Our theoretical starting point was the distribution-based bifurcation model, as the latter was most consistent with the majority of prior research findings on the direct testing effect (for a meta-analytic review and evaluation, see Rowland, 2014). In addition, this theoretical framework provides the possibility to explicitly predict the testing effect in both measures of recall accuracy and speed, and to acknowledge the fact that not all retrieval-practiced phrases are reprocessed during retrieval practice, except those that are successfully retrieved. Considering phrases’ distribution of memory strength comes as a theoretical advantage, when studying the retrieval benefits under different encoding activities and recall levels. We note, however, that the effects of practice type and encoding type emerged largely independent from each other, and retrieval (compared to restudy) practice had positive mnemonic effects on both recall accuracy and recall speed, while enactment did not. These rather independent memory benefits conveyed by retrieval and enactment may be accounted for by the distribution-based bifurcation model when presuming that memory strength can increase in a linear fashion and to some extent beyond the measurable levels of memory tests.

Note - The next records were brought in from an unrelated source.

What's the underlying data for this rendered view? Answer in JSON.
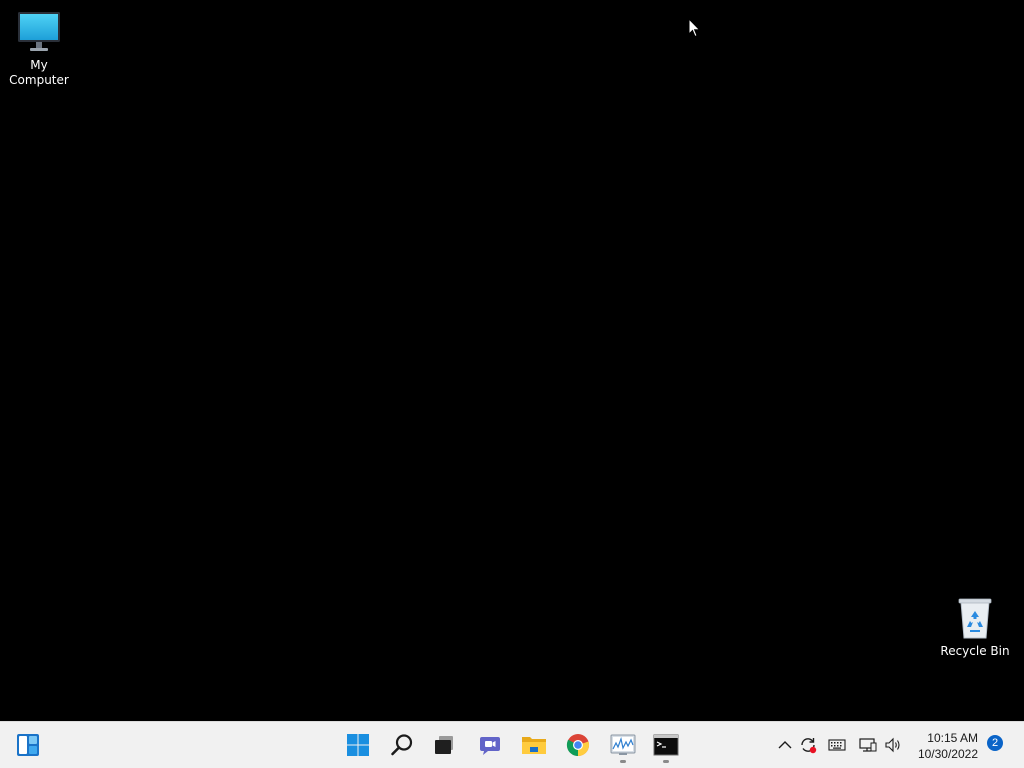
{
  "desktop": {
    "icons": [
      {
        "label": "My Computer",
        "icon": "monitor-icon"
      },
      {
        "label": "Recycle Bin",
        "icon": "recycle-bin-icon"
      }
    ]
  },
  "taskbar": {
    "items": [
      {
        "name": "widgets",
        "icon": "widgets-icon"
      },
      {
        "name": "start",
        "icon": "windows-logo-icon"
      },
      {
        "name": "search",
        "icon": "search-icon"
      },
      {
        "name": "task-view",
        "icon": "task-view-icon"
      },
      {
        "name": "chat",
        "icon": "chat-icon"
      },
      {
        "name": "file-explorer",
        "icon": "folder-icon"
      },
      {
        "name": "chrome",
        "icon": "chrome-icon"
      },
      {
        "name": "performance-monitor",
        "icon": "performance-monitor-icon",
        "running": true
      },
      {
        "name": "command-prompt",
        "icon": "command-prompt-icon",
        "running": true
      }
    ],
    "tray": {
      "icons": [
        "chevron-up-icon",
        "sync-icon",
        "keyboard-icon",
        "network-icon",
        "volume-icon"
      ],
      "time": "10:15 AM",
      "date": "10/30/2022",
      "notification_count": "2"
    }
  },
  "colors": {
    "desktop_background": "#000000",
    "taskbar_background": "#f1f1f1",
    "accent": "#0a64c8"
  }
}
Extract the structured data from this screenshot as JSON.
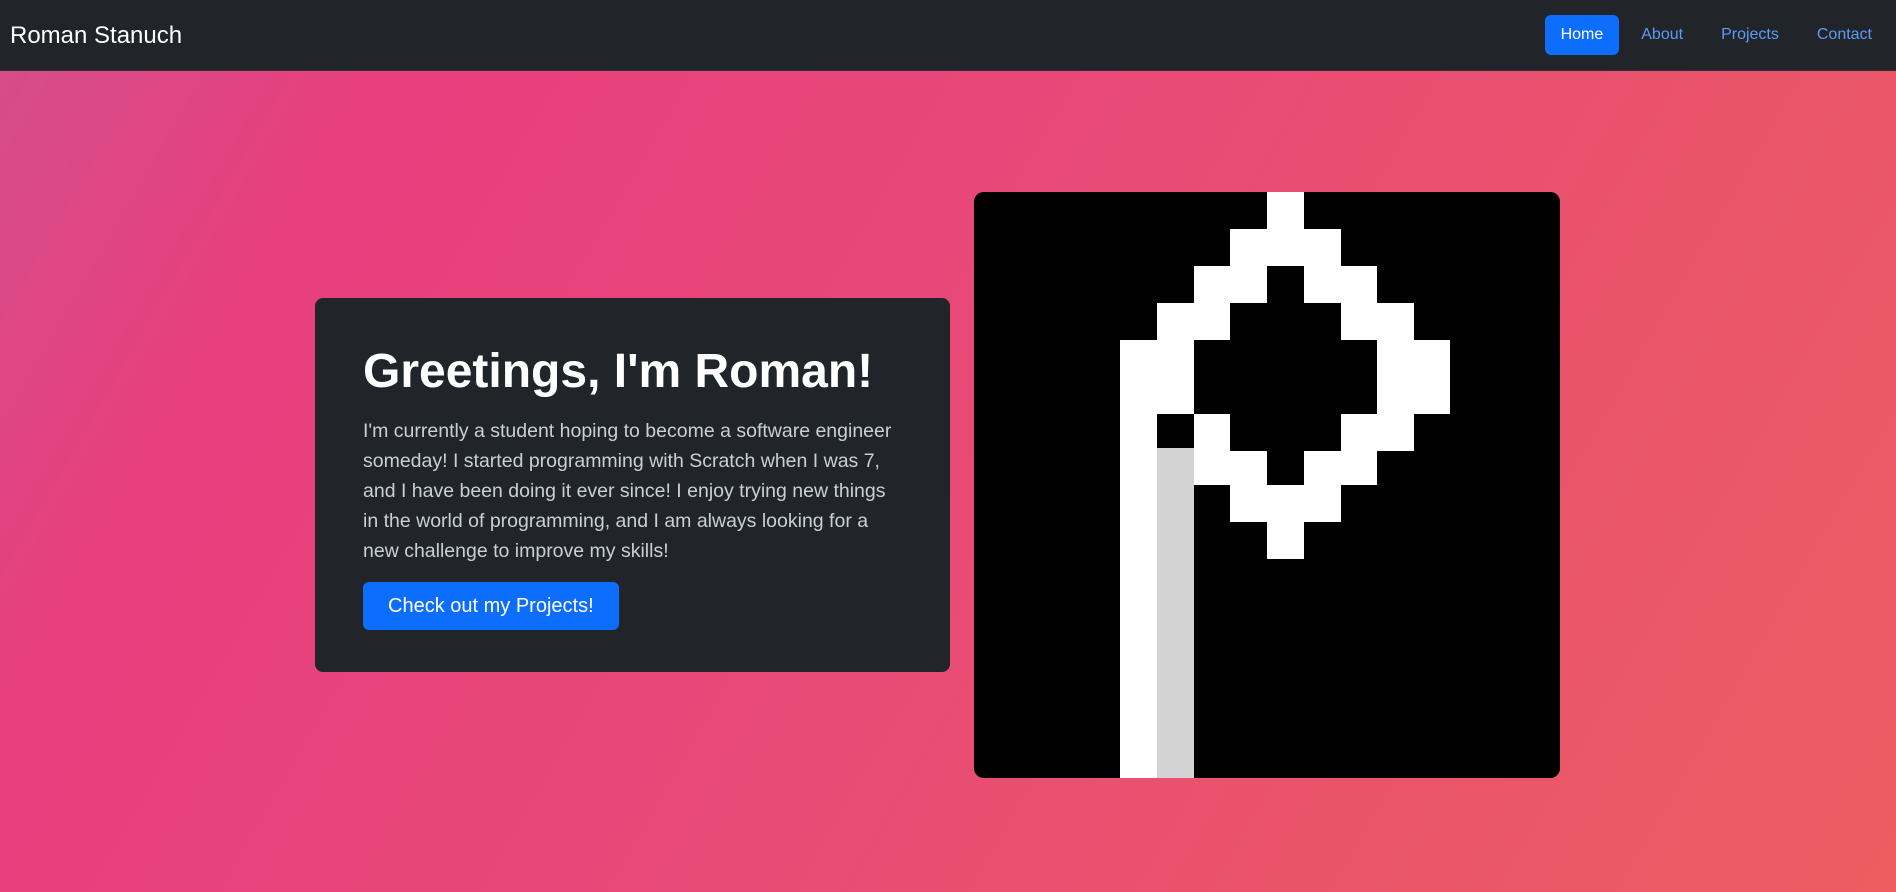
{
  "navbar": {
    "brand": "Roman Stanuch",
    "links": [
      {
        "label": "Home",
        "active": true
      },
      {
        "label": "About",
        "active": false
      },
      {
        "label": "Projects",
        "active": false
      },
      {
        "label": "Contact",
        "active": false
      }
    ]
  },
  "hero": {
    "heading": "Greetings, I'm Roman!",
    "description": "I'm currently a student hoping to become a software engineer someday! I started programming with Scratch when I was 7, and I have been doing it ever since! I enjoy trying new things in the world of programming, and I am always looking for a new challenge to improve my skills!",
    "cta_label": "Check out my Projects!"
  },
  "logo": {
    "icon": "pixel-p-logo-icon",
    "colors": {
      "background": "#000000",
      "primary": "#ffffff",
      "shadow": "#d3d3d3"
    }
  },
  "colors": {
    "accent": "#0d6efd",
    "navbar_bg": "#212529",
    "card_bg": "#212529"
  }
}
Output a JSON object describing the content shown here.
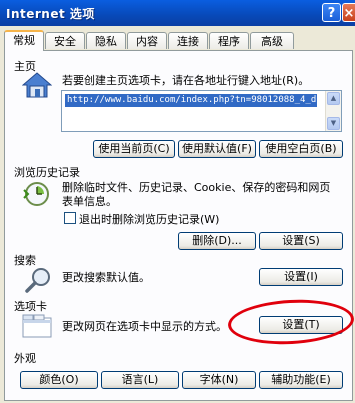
{
  "window": {
    "title": "Internet 选项",
    "help_label": "?",
    "close_label": "×"
  },
  "tabs": [
    {
      "label": "常规"
    },
    {
      "label": "安全"
    },
    {
      "label": "隐私"
    },
    {
      "label": "内容"
    },
    {
      "label": "连接"
    },
    {
      "label": "程序"
    },
    {
      "label": "高级"
    }
  ],
  "homepage": {
    "title": "主页",
    "description": "若要创建主页选项卡，请在各地址行键入地址(R)。",
    "address": "http://www.baidu.com/index.php?tn=98012088_4_d",
    "use_current": "使用当前页(C)",
    "use_default": "使用默认值(F)",
    "use_blank": "使用空白页(B)"
  },
  "history": {
    "title": "浏览历史记录",
    "description": "删除临时文件、历史记录、Cookie、保存的密码和网页表单信息。",
    "delete_on_exit": "退出时删除浏览历史记录(W)",
    "delete_on_exit_checked": false,
    "delete_button": "删除(D)...",
    "settings_button": "设置(S)"
  },
  "search": {
    "title": "搜索",
    "description": "更改搜索默认值。",
    "settings_button": "设置(I)"
  },
  "tabs_section": {
    "title": "选项卡",
    "description": "更改网页在选项卡中显示的方式。",
    "settings_button": "设置(T)"
  },
  "appearance": {
    "title": "外观",
    "colors": "颜色(O)",
    "languages": "语言(L)",
    "fonts": "字体(N)",
    "accessibility": "辅助功能(E)"
  },
  "colors": {
    "titlebar": "#0a5ee0",
    "tab_highlight": "#f6b44a",
    "annotation": "#e0000c"
  }
}
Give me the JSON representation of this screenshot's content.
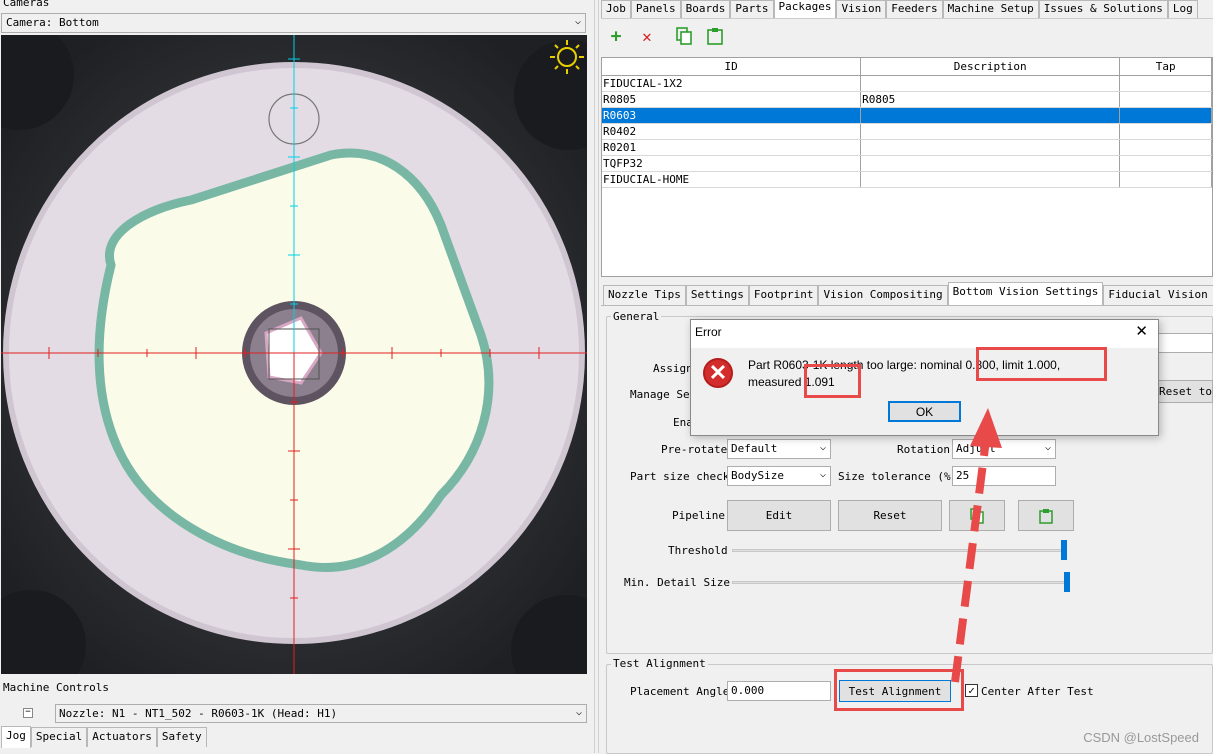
{
  "cameras": {
    "title": "Cameras",
    "selected": "Camera: Bottom"
  },
  "machine_controls": {
    "title": "Machine Controls",
    "nozzle": "Nozzle: N1 - NT1_502 - R0603-1K (Head: H1)",
    "tabs": [
      "Jog",
      "Special",
      "Actuators",
      "Safety"
    ]
  },
  "main_tabs": [
    "Job",
    "Panels",
    "Boards",
    "Parts",
    "Packages",
    "Vision",
    "Feeders",
    "Machine Setup",
    "Issues & Solutions",
    "Log"
  ],
  "packages": {
    "columns": [
      "ID",
      "Description",
      "Tap"
    ],
    "rows": [
      {
        "id": "FIDUCIAL-1X2",
        "description": ""
      },
      {
        "id": "R0805",
        "description": "R0805"
      },
      {
        "id": "R0603",
        "description": ""
      },
      {
        "id": "R0402",
        "description": ""
      },
      {
        "id": "R0201",
        "description": ""
      },
      {
        "id": "TQFP32",
        "description": ""
      },
      {
        "id": "FIDUCIAL-HOME",
        "description": ""
      }
    ]
  },
  "sub_tabs": [
    "Nozzle Tips",
    "Settings",
    "Footprint",
    "Vision Compositing",
    "Bottom Vision Settings",
    "Fiducial Vision Settings"
  ],
  "general": {
    "title": "General",
    "assign_label": "Assign",
    "manage_label": "Manage Set",
    "enabled_label": "Ena",
    "reset_label": "Reset to",
    "prerotate_label": "Pre-rotate",
    "prerotate_value": "Default",
    "rotation_label": "Rotation",
    "rotation_value": "Adjust",
    "partsize_label": "Part size check",
    "partsize_value": "BodySize",
    "tolerance_label": "Size tolerance (%)",
    "tolerance_value": "25",
    "pipeline_label": "Pipeline",
    "edit_label": "Edit",
    "reset_btn_label": "Reset",
    "threshold_label": "Threshold",
    "threshold_level": 0.99,
    "min_detail_label": "Min. Detail Size",
    "min_detail_level": 1.0
  },
  "test_alignment": {
    "title": "Test Alignment",
    "angle_label": "Placement Angle",
    "angle_value": "0.000",
    "button_label": "Test Alignment",
    "center_label": "Center After Test",
    "center_checked": true
  },
  "dialog": {
    "title": "Error",
    "close": "✕",
    "message": "Part R0603-1K length too large: nominal 0.800, limit 1.000, measured 1.091",
    "ok_label": "OK"
  },
  "watermark": "CSDN @LostSpeed",
  "colors": {
    "selection": "#0078d7",
    "highlight": "#e84a4a",
    "add_green": "#2e9e2e",
    "delete_red": "#d42020"
  }
}
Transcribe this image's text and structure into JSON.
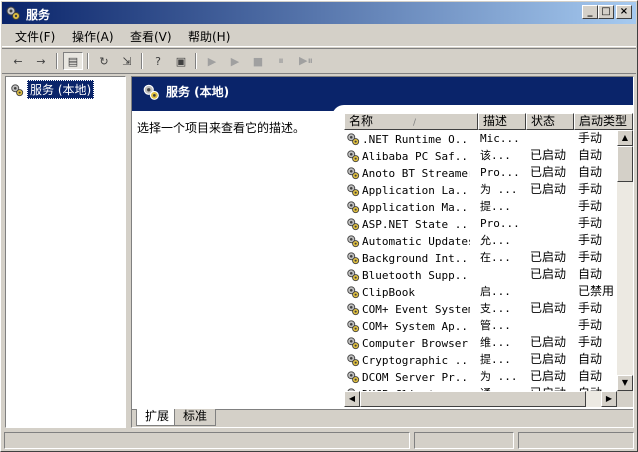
{
  "window": {
    "title": "服务"
  },
  "menu": {
    "items": [
      "文件(F)",
      "操作(A)",
      "查看(V)",
      "帮助(H)"
    ]
  },
  "toolbar": {
    "back": "←",
    "forward": "→",
    "show_tree": "▤",
    "refresh": "↻",
    "export": "⇲",
    "help": "?",
    "properties": "▣",
    "start": "▶",
    "start2": "▶",
    "stop": "■",
    "pause": "⏸",
    "restart": "▶⏸"
  },
  "tree": {
    "root_label": "服务 (本地)"
  },
  "pane": {
    "title": "服务 (本地)",
    "description": "选择一个项目来查看它的描述。"
  },
  "list": {
    "columns": {
      "name": "名称",
      "desc": "描述",
      "status": "状态",
      "startup": "启动类型"
    },
    "sort_indicator": "/",
    "rows": [
      {
        "name": ".NET Runtime O...",
        "desc": "Mic...",
        "status": "",
        "startup": "手动"
      },
      {
        "name": "Alibaba PC Saf...",
        "desc": "该...",
        "status": "已启动",
        "startup": "自动"
      },
      {
        "name": "Anoto BT Streamer",
        "desc": "Pro...",
        "status": "已启动",
        "startup": "自动"
      },
      {
        "name": "Application La...",
        "desc": "为 ...",
        "status": "已启动",
        "startup": "手动"
      },
      {
        "name": "Application Ma...",
        "desc": "提...",
        "status": "",
        "startup": "手动"
      },
      {
        "name": "ASP.NET State ...",
        "desc": "Pro...",
        "status": "",
        "startup": "手动"
      },
      {
        "name": "Automatic Updates",
        "desc": "允...",
        "status": "",
        "startup": "手动"
      },
      {
        "name": "Background Int...",
        "desc": "在...",
        "status": "已启动",
        "startup": "手动"
      },
      {
        "name": "Bluetooth Supp...",
        "desc": "",
        "status": "已启动",
        "startup": "自动"
      },
      {
        "name": "ClipBook",
        "desc": "启...",
        "status": "",
        "startup": "已禁用"
      },
      {
        "name": "COM+ Event System",
        "desc": "支...",
        "status": "已启动",
        "startup": "手动"
      },
      {
        "name": "COM+ System Ap...",
        "desc": "管...",
        "status": "",
        "startup": "手动"
      },
      {
        "name": "Computer Browser",
        "desc": "维...",
        "status": "已启动",
        "startup": "手动"
      },
      {
        "name": "Cryptographic ...",
        "desc": "提...",
        "status": "已启动",
        "startup": "自动"
      },
      {
        "name": "DCOM Server Pr...",
        "desc": "为 ...",
        "status": "已启动",
        "startup": "自动"
      },
      {
        "name": "DHCP Client",
        "desc": "通...",
        "status": "已启动",
        "startup": "自动"
      }
    ]
  },
  "tabs": {
    "extended": "扩展",
    "standard": "标准"
  },
  "colors": {
    "titlebar": "#0a246a",
    "window_bg": "#d4d0c8"
  }
}
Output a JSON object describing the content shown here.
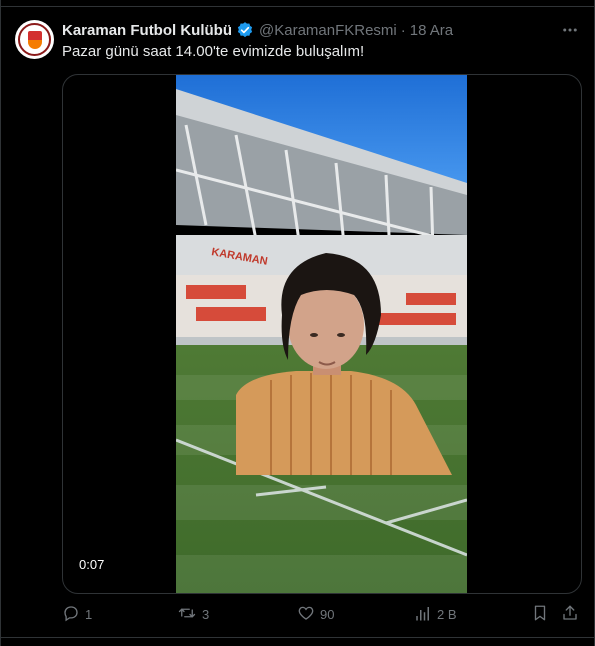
{
  "tweet": {
    "display_name": "Karaman Futbol Kulübü",
    "handle": "@KaramanFKResmi",
    "separator": "·",
    "time": "18 Ara",
    "text": "Pazar günü saat 14.00'te evimizde buluşalım!"
  },
  "media": {
    "duration": "0:07",
    "stadium_sign": "KARAMAN"
  },
  "actions": {
    "replies": "1",
    "retweets": "3",
    "likes": "90",
    "views": "2 B"
  },
  "colors": {
    "background": "#000000",
    "text": "#e7e9ea",
    "muted": "#71767b",
    "verified": "#1d9bf0",
    "border": "#2f3336"
  },
  "icons": [
    "more-icon",
    "verified-badge-icon",
    "reply-icon",
    "retweet-icon",
    "like-icon",
    "views-icon",
    "bookmark-icon",
    "share-icon"
  ]
}
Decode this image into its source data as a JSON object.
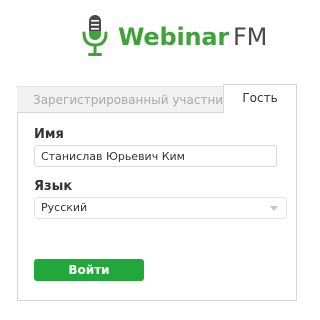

Alternatively, if one presumes that memory strength or any other theoretical notion (e.g., cue–target relational processing, cf. Kubik et al., 2014b, 2016) to be a limited resource and the latter is directly measurable in recall accuracy, the present results would not support that both study techniques rely on the same mechanism. Instead, this results pattern would suggest that retrieval practice and enactment largely rely on different mechanisms. Given that enactment elaborates the verb–target relation within action phrases via semantic or motoric mechanisms (Kormi-Nouri and Nilsson, 1998; cf. Zimmer et al., 2001; Steffens et al., 2009), retrieval practice may specifically enhance the encoding of contextual-episodic traces compared to restudy practice that helps learners to discriminate target items against alternative retrieval candidates during memory search (cf. Karpicke et al., 2014; Rowland, 2014). Thus, the present results may be in large also consistent with other theoretical accounts, however, it was not the primary aim to test them against each other, and we remain speculative here. We agree with recent reviews (cf. Rowland, 2014; Kornell and Vaughn, 2016) that the direct testing effect may be determined by multiple memory mechanisms dependent on the experimental conditions.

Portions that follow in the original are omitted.